Männer ab sechzig, sofern sie nicht durch irgendwelche dubiose Polit-Macht, gewesene Schlagerprominenz oder sonst eine zwielichtige Windbeutelei ihr verstaubtes Charisma in essigsaurer Tonerde mumifizieren konnten, sind, seien wir offen, eine Zumutung. Dieser Bodensatz der Gesellschaft – es sei denn, er hat talkshow-kompatible Eminenz  aufzuweisen oder steht unter polit-historischem Denkmalschutz –, besitzt nicht die geringste Existenzlizenz mehr! Ehrlich: Männer ab sechzig, an denen man vergessen hat, rechtzeitig den sog. „Vatermord“ (S. Freud) zu vollziehen, verzehren unsere Renten-Ressourcen, belästigen anderswo dringend benötigte Land-Ärzte mit ihren Wehwehchen und besserwissern ansonsten ziellos am Büdchen, in der Kneipe oder am Stammtisch herum. Viele sind dabei sinnlos (!) alkoholisiert, stehen unter Drogen (Beta-Blocker, Cholesterin-Senker) oder geben sich sonstwie als hemmungslose Spießgesellen der Spaßgesellschaft zu erkennen.

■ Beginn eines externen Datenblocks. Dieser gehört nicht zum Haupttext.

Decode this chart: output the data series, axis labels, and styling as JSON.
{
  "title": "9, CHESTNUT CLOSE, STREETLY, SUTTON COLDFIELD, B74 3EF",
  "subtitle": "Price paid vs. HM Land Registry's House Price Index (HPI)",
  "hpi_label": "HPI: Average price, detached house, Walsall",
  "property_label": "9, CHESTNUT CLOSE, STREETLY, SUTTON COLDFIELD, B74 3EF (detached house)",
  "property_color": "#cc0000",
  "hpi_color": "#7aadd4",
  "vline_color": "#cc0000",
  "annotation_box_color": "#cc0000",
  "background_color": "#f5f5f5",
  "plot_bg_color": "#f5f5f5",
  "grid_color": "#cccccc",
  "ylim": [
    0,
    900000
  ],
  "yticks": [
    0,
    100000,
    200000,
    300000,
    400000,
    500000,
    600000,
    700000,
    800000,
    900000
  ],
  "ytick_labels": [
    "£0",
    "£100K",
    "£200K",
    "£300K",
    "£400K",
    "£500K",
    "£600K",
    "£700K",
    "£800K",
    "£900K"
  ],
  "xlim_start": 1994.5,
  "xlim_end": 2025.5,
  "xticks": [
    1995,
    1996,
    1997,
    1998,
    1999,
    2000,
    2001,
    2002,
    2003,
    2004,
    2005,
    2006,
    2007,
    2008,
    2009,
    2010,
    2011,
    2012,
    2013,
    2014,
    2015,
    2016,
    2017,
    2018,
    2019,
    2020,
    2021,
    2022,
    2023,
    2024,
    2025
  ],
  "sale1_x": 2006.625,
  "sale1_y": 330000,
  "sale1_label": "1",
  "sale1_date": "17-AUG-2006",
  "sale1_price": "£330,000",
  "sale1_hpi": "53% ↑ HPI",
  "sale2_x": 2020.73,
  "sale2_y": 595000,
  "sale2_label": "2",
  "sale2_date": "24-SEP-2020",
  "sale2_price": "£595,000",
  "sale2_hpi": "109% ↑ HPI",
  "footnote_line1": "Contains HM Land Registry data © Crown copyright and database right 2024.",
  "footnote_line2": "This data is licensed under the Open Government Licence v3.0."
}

Das widerwärtigste an älteren Männern ist ihre sog. Sexualität! Ekelerregend und hart am Rand der Sittlichkeits-Kriminalität. Menschlichen Zeitbomben gleich, umschleichen ältere Männer unentwegt (sie haben ja Zeit ohne Ende, die fitten Vorruheständler!) Kinderspielplätze, obskure Erlebniskinos und miese Striptease-Schuppen. Entweder, unsagbar abgründig: denen ihre Impotenz! Alte Männer, das macht sie sympathisch wie Furzkissen, „kriegen keinen mehr hoch“, also praktisch latte fuccicato, – was sie mit Recht zum verächtlichsten macht, was der reproduktionsorientierte Menschenmarkt an Ladenhütern überhaupt zu bieten hat. Zum Abschuß freigegegeben: der notorische „alte Sack“ und Null-Testosterontoleranz-Zombie. Naturgemäß wird er nach Ersatzbefriedigungen suchen – Senioren-Tanz, regelmäßiger Besuch öffentlicher Gerichtsverhandlungen („da hab ich was Sinnvolles und bin der Frau aus dem Weg!“), sowie GPS-gestützte Fahrradtouren durch die Region. Lachhaft! – Man verzeihe mir meinen zivilcouragierten Mut zur waghalsigen political incorrectness, aber ich bin der Überzeugung: Alte Säcke brauchen wir wie Pinguine im Meerschweinchen-Becken!

Oder, noch monströser und superfieser als der „alte Sack“ – der als „widerlicher, alter geiler Bock“ berüchtigte Hormonkrüppel, der, wie ich gerade in einer elektronisch übermittelten Leserbriefzuschrift las, z. B. gern auf Schützenfesten (die Loveparade-Orgie des alten Sacks) jungen Hüpfern, Backfischen und kellnernden Saaltöchtern – und zwar häufig: glasigen Auges! – auf deren sekundären Geschlechtsmerkmale stiert. Und zwar je ansehnlicher die Jungfer und je hervorstechender besagte Merkmale, desto gieriger! Ein Alarmzeichen: der alte Bock ist zwar mausetot, weiß es aber noch nicht oder will es einfach nicht wahrhaben, denn unseligerweise ist sein Triebleben noch nicht erloschen. Es kaspert einfach immer weiter, das Ge-Triebe, obwohl das Verfallsdatum seines Herrchens längst überschritten ist. Wie beim altbekannten Pawlowschen Hund löst sein vertrocknetes Hirn noch immer automatische Sabber-Reflexe aus, sobald er ranker Weiblichkeit ansichtig wird. Wie widerlich ist DAS denn! Abscheulich! Warum schreitet der Gesetzgeber nicht ein? Der Sozialdienst? Die Pharmaindustrie? Was für Jungspunde absolut legitimerweise als „sexy“ gilt, ins Beuteschema passt und ordnungsgemäße Balz-Rituale initiiert, ist für den alten Sack resp. Bock selbstredend Tabu, verbotenes Früchtchen, no-go-area, Sperrgebiet mit Nato-Draht und Vergrämungsanlage. Der Senioren-Simpel hat seine Triebimpulse, evtl. gleich zusammen mit dem Führerschein, rechtzeitig bei den Behörden abzugeben. Und dann aber ab in die Selbsthilfegruppe!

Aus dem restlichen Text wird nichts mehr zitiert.